I am a firm believer in hand-me-downs; if it were possible, I myself would dress in nothing but cast-offs, thereby eliminating the need for me ever to enter a fluorescently lit dressing room again. Unfortunately, however, most of the people I know have either stopped growing (taller), or are, like me, essentially cheapskates, and will wear their clothing down to the last threads. My children, though, are much luckier in this regard: they are on the receiving end of so many different hand-me-down chains, and receive so many new outfits each month, that frequently I have trouble recognizing them in a crowd. (Or maybe they’re just hiding from me).
Clementine, at nine, is old enough to exercise some discretion in her acceptance of the hand-me-down largesse: she will sort through a newly arrived pile and manage to fling aside anything reeking of pinkness or ruffles quicker than you can say “Laura Ashley.” Clyde, on the other hand, at five, is not so lucky: he has only my (somewhat dormant) powers of discrimination to protect him from sartorial suffering, and oftentimes this is not enough. To me, if the shoe (pants, belt, hat, shirt, pajamas) fits, then wear it: style, color, and whether or not the Disney character on the front is from this decade or the last is immaterial. This, then, would explain how Clyde came to be practically in tears the last time we went swimming in Oak Creek: I had packed him a Speedo.
“But I want a boy swimming suit,” he said, staring aghast at the shiny blue banana hammock I had pulled out of our bag for him.

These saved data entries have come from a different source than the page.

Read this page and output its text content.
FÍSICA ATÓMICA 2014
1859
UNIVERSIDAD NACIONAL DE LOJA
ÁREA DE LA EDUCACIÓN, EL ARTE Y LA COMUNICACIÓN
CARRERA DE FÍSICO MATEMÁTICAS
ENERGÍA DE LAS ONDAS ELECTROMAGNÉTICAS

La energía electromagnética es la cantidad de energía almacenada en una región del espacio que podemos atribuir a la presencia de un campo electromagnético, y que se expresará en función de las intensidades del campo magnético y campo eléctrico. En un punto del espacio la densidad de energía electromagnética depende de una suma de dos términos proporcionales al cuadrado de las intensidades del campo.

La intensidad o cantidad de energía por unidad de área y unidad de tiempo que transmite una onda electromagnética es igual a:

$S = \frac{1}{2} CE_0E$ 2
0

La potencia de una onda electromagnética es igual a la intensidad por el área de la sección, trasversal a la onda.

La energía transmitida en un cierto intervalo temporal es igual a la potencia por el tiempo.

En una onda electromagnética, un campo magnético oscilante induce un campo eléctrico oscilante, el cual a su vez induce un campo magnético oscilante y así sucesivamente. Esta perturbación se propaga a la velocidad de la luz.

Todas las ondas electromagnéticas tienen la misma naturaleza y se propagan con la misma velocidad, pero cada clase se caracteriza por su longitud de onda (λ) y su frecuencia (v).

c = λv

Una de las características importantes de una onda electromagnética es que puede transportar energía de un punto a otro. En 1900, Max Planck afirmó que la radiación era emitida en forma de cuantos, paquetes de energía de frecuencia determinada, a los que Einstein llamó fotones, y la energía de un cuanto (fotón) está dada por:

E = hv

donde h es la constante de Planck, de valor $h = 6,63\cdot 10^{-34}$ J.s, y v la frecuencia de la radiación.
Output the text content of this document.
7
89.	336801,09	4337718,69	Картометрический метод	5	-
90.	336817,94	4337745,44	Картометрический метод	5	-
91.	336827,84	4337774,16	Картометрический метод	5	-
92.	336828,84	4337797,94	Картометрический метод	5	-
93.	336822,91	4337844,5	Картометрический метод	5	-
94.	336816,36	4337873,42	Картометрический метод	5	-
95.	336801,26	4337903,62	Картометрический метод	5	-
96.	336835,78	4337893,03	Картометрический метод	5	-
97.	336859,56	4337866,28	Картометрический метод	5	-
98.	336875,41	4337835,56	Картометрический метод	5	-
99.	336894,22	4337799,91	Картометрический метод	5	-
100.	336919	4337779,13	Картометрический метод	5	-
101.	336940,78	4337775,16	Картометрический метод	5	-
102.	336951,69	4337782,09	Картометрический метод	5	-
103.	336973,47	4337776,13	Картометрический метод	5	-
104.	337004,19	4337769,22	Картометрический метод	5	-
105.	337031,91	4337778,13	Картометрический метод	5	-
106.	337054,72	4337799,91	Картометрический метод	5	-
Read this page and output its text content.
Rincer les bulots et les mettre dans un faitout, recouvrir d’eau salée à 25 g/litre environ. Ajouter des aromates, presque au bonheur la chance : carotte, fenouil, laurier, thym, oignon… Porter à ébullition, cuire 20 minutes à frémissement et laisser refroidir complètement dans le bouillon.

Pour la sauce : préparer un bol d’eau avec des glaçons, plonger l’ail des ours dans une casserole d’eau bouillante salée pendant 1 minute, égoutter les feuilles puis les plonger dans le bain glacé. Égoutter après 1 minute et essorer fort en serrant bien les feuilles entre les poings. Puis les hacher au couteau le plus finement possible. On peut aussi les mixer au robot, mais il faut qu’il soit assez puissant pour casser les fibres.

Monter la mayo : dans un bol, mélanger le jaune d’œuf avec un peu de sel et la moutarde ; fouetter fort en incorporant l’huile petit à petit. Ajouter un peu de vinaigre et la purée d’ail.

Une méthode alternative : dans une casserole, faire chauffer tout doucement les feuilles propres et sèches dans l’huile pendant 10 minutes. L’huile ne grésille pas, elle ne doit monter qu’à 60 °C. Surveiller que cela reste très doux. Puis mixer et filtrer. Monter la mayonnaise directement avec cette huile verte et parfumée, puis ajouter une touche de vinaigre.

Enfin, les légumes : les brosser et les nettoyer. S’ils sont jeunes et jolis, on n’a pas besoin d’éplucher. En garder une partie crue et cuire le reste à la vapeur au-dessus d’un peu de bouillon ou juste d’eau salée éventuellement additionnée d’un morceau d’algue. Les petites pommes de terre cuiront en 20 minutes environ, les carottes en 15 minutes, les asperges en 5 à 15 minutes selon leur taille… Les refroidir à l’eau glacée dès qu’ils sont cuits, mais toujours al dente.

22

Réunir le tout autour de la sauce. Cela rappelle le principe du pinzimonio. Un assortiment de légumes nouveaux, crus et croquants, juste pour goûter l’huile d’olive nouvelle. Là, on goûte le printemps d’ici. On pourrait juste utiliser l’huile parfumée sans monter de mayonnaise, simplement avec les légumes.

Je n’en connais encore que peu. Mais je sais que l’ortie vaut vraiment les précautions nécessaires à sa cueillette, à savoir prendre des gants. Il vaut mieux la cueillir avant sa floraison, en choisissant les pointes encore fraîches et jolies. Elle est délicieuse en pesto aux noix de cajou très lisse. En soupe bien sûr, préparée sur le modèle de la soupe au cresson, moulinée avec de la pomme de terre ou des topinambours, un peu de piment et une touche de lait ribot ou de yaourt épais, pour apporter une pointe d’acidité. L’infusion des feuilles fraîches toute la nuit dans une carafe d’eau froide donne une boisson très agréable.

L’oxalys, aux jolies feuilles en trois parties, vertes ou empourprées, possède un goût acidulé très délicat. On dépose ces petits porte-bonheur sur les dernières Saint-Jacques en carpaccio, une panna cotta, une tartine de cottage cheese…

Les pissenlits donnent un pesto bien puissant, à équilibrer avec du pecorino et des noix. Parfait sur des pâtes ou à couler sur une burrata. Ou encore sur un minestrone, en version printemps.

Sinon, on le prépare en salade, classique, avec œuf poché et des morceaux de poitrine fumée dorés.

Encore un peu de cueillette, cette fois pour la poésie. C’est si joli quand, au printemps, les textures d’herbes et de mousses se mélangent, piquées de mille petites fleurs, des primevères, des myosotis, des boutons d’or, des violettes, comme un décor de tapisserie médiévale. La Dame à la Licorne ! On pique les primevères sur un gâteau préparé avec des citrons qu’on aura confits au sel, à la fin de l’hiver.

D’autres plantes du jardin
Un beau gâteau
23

Knowing that any sign of sympathy would be seen as weakness on my part, and also knowing that displaying that weakness would inevitably put me on the slippery slope to driving him back home for another suit, I took the hard line approach and said, “Well, this is it. It’s either this or naked.” He eyed the various crawdads, minnows and water bugs circling the swimming hole (all of them clearly just waiting to try out Clyde’s wrinkled little pink “lure”), decided that discretion was much the better part of fashion, and wisely opted for the suit, soon forgetting about the horror of it all in the joy of yet another summer’s day spent falling into Oak Creek. I, however, had a much harder time getting over it.
There was just something sad about my little boy getting old enough to know the difference between “girl” suits and “boy suits” (or at least “European” and “American”). I could already see that the day was coming soon when he would no longer let his sister dress him up as a ballerina, or come home all prettied up after a hard afternoon playing “princess” with the little girl down the street. And my hopes for one member of our family to finally start shaving their legs? Dashed.
My husband, of course, did not take nearly so dim a view as I did. Although he was appalled that I had let Clyde walk around Oak Creek in a Speedo (“People will think we’re German!”), he was proud of his boy for putting up some resistance. In fact, I hadn’t seen him that choked up since last Halloween when Clyde decided he wasn’t going to be Dora the Explorer after all; he was going to be Spiderman.
Still, it’s not as if I’ve lost all hope of having a cross-dresser in the family: based on his proclivity to join any party, any time; his ability to regard most injuries (his own and others’) as marks of honor; and his love for all things wet, I’m thinking there’s got to be a career as a Grand Canyon boatman somewhere in his future.
I can’t wait until my husband sees him in his first wraparound skirt.